LANGIT7.ID, Jakarta - Pemerintah diminta membangun pusat pengendalian dan pencegahan penyakit. Langkah ini penting agar Indonesia lebih siap dalam menghadapi wabah lanjutan.
"Bentuk semacam departemen percepatan pengendalian penyakit di bawah Presiden langsung dan harus jadi bagian dari sistem pemerintahan," kata Epidemiolog dari Universitas Indonesia (UI) dr Pandu Riono saat dikonfirmasi di Jakarta, Senin (30/8/2021).

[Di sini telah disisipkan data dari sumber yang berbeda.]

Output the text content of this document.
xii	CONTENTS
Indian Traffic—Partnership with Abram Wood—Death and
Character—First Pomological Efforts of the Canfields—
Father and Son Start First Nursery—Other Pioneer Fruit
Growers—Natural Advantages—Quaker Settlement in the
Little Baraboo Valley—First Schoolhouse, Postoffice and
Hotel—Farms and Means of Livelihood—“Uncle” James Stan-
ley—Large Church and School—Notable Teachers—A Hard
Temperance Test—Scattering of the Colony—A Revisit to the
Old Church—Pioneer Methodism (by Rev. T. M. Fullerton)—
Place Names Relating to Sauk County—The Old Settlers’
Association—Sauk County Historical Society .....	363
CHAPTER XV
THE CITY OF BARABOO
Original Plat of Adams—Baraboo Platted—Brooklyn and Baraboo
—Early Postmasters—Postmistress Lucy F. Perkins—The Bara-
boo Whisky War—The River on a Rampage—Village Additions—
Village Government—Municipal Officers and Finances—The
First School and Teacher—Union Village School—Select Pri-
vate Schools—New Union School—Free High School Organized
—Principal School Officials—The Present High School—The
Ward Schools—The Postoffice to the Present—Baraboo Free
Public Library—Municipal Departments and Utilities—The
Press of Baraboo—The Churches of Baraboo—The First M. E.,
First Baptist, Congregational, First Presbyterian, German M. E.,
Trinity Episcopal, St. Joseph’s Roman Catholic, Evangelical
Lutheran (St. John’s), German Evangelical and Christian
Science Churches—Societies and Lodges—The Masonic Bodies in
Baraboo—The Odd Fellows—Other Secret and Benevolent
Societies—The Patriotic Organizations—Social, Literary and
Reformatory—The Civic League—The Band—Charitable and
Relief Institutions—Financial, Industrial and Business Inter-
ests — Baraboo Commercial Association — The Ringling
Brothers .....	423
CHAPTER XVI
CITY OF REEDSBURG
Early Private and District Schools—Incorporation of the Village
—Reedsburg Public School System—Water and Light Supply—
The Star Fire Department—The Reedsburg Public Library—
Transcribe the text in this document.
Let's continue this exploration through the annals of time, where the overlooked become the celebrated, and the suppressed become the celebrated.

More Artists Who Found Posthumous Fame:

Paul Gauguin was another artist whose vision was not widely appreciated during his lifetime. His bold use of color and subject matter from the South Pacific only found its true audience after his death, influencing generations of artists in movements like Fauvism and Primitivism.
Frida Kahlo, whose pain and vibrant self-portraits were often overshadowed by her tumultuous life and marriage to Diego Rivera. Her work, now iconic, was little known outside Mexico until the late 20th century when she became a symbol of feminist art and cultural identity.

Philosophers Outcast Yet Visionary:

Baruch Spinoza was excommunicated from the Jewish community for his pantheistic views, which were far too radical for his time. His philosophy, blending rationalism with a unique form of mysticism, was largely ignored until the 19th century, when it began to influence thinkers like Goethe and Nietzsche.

Pusat pengendalian dan pencegahan penyakit di Indonesia, katanya, perlu diperkuat perannya melalui regulasi. Juga perlu diatur dalam undang-undang hingga memiliki pertanggungjawaban keuangan secara terbuka kepada publik
Meski penanganan terhadap pandemi Covid-19 masih terus berlangsung, namun Indonesia, menurutnya belum membangun sebuah sistem kesehatan.
"Sekarang kita tidak bangun sistem," katanya.
Pandu mengatakan kehadiran Satuan Tugas (Satgas) Penanganan Covid-19, Komite Penanganan Coronavirus Disease 2019 dan Pemulihan Ekonomi Nasional (KPCPEN) adalah wadah kepanitiaan yang bersifat sementara. Ia dibentuk khusus menangani pandemi Covid-19.
"Kalau masih kepanitiaan, nanti setelah selesai, panitia bubar. Ilmu pengetahuan dan pengalaman selama menangani pandemi hilang juga," katanya.
Ia mengatakan sejumlah negara maju di dunia telah lebih siap menghadapi pandemi Covid-19 melalui peran pusat pengendalian dan pencegahan penyakit di negara masing-masing.
Contohnya, kata dia, di Amerika Serikat dengan
Centers for Disease Control and Prevention (CDC), China dengan
China Central Depository & Clearing (CCDC). "Negara-negara yang sudah siap, saat ini lebih bagus merespond pandemi dan sudah jalan sistemnya," katanya.
Menurut dia pemerintah perlu mereaktivasi seluruh kementerian maupun lembaga agar memiliki kesiapan yang lebih matang dan terintegrasi dalam menghadapi kemunculan wabah berikutnya.
"Pandemi ini mengubah gaya hidup semuanya, pelayanan kesehatan diubah. Pandemi yang akan datang akan jauh lebih dekat," demikian Pandu Riono.